For the most part Papadopoulos & Sons is a fish-out-of-water comedy, with Stephen Dillane putting in a brilliantly browbeaten performance as the Greek god fallen from grace. He’s lumbered with free-spirited Spiros and a long-forgotten Greek heritage of dancing and singing, but as the fish and chip shop is dusted off, so too are memories of his late wife and the childhood trauma that created a rift between the brothers. And as emotions and memories come flooding back, son James also starts to stammer less, also nourished by his new life of gardening, filleting fishes and family. But it’s Dillane senior that casts star quality over the film, petulantly refusing to say the silly word “chamois” and childishly bemoaning his fate, “I’m not opening a fish and chip shop!” Markou’s dialogues have all the cockney simplicity of Lock, Stock And Two Smoking Barrels and the script occasionally veers into whimsy, but it’s a warm-hearted coming together of a community working hard to put themselves back above the breadline.
Nothing is certain in life, except death and taxes. Except in Greece where it’s just death.
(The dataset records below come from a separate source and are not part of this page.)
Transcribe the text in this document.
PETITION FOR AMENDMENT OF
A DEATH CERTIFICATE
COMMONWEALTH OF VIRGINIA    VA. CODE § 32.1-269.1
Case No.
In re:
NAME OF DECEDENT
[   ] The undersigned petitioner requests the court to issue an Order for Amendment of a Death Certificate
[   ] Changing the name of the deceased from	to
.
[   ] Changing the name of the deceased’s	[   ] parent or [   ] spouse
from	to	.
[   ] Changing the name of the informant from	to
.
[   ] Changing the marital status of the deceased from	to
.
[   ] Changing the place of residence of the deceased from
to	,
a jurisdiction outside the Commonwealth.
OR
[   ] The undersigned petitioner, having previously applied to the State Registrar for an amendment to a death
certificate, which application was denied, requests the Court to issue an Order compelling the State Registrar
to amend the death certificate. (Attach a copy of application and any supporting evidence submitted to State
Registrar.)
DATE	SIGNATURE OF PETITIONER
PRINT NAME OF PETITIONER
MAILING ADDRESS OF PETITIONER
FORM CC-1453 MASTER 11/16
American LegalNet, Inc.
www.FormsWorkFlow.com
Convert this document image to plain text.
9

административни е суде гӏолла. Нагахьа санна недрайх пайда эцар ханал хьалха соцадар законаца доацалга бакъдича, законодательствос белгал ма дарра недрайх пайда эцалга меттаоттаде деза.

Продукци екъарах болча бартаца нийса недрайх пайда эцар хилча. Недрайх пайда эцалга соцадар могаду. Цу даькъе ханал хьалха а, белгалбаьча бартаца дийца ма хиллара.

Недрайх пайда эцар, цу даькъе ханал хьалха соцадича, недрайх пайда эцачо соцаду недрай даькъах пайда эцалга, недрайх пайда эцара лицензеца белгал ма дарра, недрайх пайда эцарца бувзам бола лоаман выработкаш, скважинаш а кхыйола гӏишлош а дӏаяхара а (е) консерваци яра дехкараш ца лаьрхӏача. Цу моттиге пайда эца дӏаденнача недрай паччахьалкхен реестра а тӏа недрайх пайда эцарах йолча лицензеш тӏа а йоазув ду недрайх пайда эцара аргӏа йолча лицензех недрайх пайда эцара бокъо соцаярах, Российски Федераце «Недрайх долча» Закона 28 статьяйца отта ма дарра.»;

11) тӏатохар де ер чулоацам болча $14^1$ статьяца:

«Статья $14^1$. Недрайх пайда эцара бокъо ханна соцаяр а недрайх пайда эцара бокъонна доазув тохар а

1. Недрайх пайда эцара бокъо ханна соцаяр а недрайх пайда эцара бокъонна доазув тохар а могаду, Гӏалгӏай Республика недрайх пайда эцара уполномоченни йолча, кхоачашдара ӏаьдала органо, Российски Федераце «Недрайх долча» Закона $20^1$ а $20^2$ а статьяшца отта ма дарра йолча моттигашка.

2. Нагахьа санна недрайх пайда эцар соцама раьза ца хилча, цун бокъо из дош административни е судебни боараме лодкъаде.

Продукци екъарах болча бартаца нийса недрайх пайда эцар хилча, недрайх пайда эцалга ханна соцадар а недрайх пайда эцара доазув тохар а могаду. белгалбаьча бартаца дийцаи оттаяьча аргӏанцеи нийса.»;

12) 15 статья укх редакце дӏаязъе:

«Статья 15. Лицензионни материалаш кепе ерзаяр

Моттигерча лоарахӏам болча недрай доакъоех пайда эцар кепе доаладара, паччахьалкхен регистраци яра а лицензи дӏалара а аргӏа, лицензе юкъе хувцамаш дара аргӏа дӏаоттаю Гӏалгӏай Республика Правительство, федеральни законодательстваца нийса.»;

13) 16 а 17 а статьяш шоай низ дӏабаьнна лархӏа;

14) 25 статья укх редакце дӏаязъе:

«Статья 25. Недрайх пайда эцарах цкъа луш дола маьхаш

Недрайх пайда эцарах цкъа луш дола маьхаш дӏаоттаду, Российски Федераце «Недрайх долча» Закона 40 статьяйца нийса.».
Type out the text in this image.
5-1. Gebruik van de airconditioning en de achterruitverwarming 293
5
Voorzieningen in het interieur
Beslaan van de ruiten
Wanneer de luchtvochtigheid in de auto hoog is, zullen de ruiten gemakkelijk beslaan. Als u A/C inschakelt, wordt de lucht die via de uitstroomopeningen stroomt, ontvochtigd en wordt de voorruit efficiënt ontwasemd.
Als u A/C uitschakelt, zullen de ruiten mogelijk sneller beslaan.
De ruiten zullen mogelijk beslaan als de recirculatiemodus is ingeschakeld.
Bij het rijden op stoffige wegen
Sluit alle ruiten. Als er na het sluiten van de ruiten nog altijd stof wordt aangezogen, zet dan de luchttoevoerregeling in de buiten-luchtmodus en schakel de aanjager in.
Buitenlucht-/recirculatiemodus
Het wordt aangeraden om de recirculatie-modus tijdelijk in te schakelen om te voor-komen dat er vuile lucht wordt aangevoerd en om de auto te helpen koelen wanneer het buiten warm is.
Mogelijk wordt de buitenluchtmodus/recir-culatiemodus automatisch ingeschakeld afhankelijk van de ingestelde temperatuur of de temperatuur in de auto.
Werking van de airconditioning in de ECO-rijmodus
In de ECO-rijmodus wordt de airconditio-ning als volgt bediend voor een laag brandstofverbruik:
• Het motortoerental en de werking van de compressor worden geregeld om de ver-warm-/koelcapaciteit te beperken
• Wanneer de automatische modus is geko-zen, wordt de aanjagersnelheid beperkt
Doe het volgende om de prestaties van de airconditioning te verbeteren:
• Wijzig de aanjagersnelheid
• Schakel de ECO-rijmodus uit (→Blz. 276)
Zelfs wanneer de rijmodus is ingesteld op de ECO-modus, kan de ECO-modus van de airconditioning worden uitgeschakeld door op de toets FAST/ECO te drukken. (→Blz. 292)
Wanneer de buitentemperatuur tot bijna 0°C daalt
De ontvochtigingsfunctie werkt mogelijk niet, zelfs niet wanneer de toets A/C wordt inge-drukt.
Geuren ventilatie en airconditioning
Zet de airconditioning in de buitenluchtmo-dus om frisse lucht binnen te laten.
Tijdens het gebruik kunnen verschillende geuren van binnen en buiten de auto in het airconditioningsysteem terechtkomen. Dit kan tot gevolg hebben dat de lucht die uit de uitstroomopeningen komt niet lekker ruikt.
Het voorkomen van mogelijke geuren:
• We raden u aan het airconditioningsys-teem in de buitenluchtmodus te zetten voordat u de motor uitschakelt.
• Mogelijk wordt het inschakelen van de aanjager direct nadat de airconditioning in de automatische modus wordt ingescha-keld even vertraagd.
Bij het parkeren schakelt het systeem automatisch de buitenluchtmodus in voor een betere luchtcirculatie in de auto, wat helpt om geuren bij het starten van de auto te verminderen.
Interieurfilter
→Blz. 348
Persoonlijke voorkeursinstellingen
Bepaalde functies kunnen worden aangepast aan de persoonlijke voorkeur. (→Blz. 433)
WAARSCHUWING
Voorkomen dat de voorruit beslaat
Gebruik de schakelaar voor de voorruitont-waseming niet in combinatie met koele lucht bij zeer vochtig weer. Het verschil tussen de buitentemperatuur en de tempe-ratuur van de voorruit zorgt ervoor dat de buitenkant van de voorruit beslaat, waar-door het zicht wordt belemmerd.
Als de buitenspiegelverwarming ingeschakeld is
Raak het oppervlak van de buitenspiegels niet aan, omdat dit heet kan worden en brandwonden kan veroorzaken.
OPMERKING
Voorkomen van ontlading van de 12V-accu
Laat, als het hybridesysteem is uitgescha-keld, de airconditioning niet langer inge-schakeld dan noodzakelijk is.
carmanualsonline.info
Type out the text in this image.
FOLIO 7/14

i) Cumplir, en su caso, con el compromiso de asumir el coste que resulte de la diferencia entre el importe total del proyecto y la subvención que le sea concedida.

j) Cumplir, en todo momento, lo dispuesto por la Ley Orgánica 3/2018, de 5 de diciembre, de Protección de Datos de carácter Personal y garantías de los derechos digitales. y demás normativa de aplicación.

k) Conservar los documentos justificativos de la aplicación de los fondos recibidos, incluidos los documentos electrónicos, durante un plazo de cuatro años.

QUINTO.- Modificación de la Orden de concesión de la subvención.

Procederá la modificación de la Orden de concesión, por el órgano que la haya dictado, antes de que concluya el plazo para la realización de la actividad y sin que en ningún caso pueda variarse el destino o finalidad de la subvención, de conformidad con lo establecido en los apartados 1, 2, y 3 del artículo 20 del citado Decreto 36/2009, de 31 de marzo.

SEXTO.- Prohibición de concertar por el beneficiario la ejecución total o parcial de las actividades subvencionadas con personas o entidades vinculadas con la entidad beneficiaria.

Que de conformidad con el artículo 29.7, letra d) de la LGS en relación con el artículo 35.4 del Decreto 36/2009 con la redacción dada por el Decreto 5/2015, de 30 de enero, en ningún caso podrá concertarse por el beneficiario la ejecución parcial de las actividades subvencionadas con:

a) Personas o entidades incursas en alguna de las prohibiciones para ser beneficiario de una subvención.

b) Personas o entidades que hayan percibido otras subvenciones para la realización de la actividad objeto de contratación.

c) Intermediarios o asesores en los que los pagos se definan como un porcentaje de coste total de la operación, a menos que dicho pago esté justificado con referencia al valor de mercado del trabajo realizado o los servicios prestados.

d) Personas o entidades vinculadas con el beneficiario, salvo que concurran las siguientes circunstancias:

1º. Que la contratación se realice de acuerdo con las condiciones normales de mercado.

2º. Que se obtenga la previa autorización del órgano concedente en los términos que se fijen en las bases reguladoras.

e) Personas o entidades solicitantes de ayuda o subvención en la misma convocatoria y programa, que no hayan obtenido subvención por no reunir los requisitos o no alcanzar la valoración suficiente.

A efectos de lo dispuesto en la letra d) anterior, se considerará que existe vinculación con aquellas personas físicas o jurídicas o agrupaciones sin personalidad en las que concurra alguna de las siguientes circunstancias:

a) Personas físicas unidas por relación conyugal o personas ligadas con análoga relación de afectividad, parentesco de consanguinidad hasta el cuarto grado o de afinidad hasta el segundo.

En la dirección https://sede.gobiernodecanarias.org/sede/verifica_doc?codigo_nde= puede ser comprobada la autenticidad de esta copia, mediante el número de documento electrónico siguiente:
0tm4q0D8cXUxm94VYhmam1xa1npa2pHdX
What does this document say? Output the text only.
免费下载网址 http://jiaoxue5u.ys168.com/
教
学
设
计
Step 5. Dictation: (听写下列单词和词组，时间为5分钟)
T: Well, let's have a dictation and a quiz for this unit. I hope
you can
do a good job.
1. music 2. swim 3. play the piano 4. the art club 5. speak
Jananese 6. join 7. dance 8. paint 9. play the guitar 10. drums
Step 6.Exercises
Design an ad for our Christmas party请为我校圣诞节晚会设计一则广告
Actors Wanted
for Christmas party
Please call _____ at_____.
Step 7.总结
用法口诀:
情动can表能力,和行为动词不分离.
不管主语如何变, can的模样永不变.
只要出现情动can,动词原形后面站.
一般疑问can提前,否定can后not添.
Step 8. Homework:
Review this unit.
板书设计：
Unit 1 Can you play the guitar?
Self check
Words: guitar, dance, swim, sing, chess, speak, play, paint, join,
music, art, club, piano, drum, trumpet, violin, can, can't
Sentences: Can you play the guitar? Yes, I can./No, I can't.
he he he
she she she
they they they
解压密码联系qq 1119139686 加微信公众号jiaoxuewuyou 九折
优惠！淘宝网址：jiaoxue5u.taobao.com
So says brother Spiros. But in Papadopoulos & Sons where the Greeks fall despite paying their taxes, Markou spins the Greek tragedy into comedy, the Papadopoulos downfall becoming an ill-fitting, whitewashed analogy of the Greek recession. It aims at a completeness with Greek-Turkish relations rendered in a surf-or-turf war with the local Turkish-run doner restaurant, but the film’s Darwinian precept of survival of the fittest walks a fine line between capitalism and community. Harry is overleveraged, ready to be bailed out by the banks in a sinister plot hatched by wily, devilish financier Rob. And it’s only through reconnecting with his family, his roots, working hard with his community that he’s able to make an honest success of his fledgling business and in so doing, earn the love of a good woman. But Markou wants it always, redefining success, in Harry’s park-bench conversation with Rob, not as money, but as feeling alive and engaged.
At times heavy-handed, with its psychosomatic stammering, its traumatic backstory and textbook references to King Lear, Papadopoulos & Sons is a Trojan horse – a feel-good salve for the Greeks. Not only does Marcus Markou create peace in the world with his high-street syrtos, uniting Greeks and Turks in dance, he also solves the economic crisis, with Theo (the future generation) idly racking up £22 million on his hobby stocks portfolio. It’s at times hackneyed, its plot turning on convenient twists such as the death of Spiros, hampered by stale devices like the immobile photo slideshow indicating the passage of time, and its comic punch is rather undersold by stolid editing. But nevertheless Papadopoulos & Sons is a daring example of entrepreneurial film-making, as inspirational as its story of rising again from the ashes.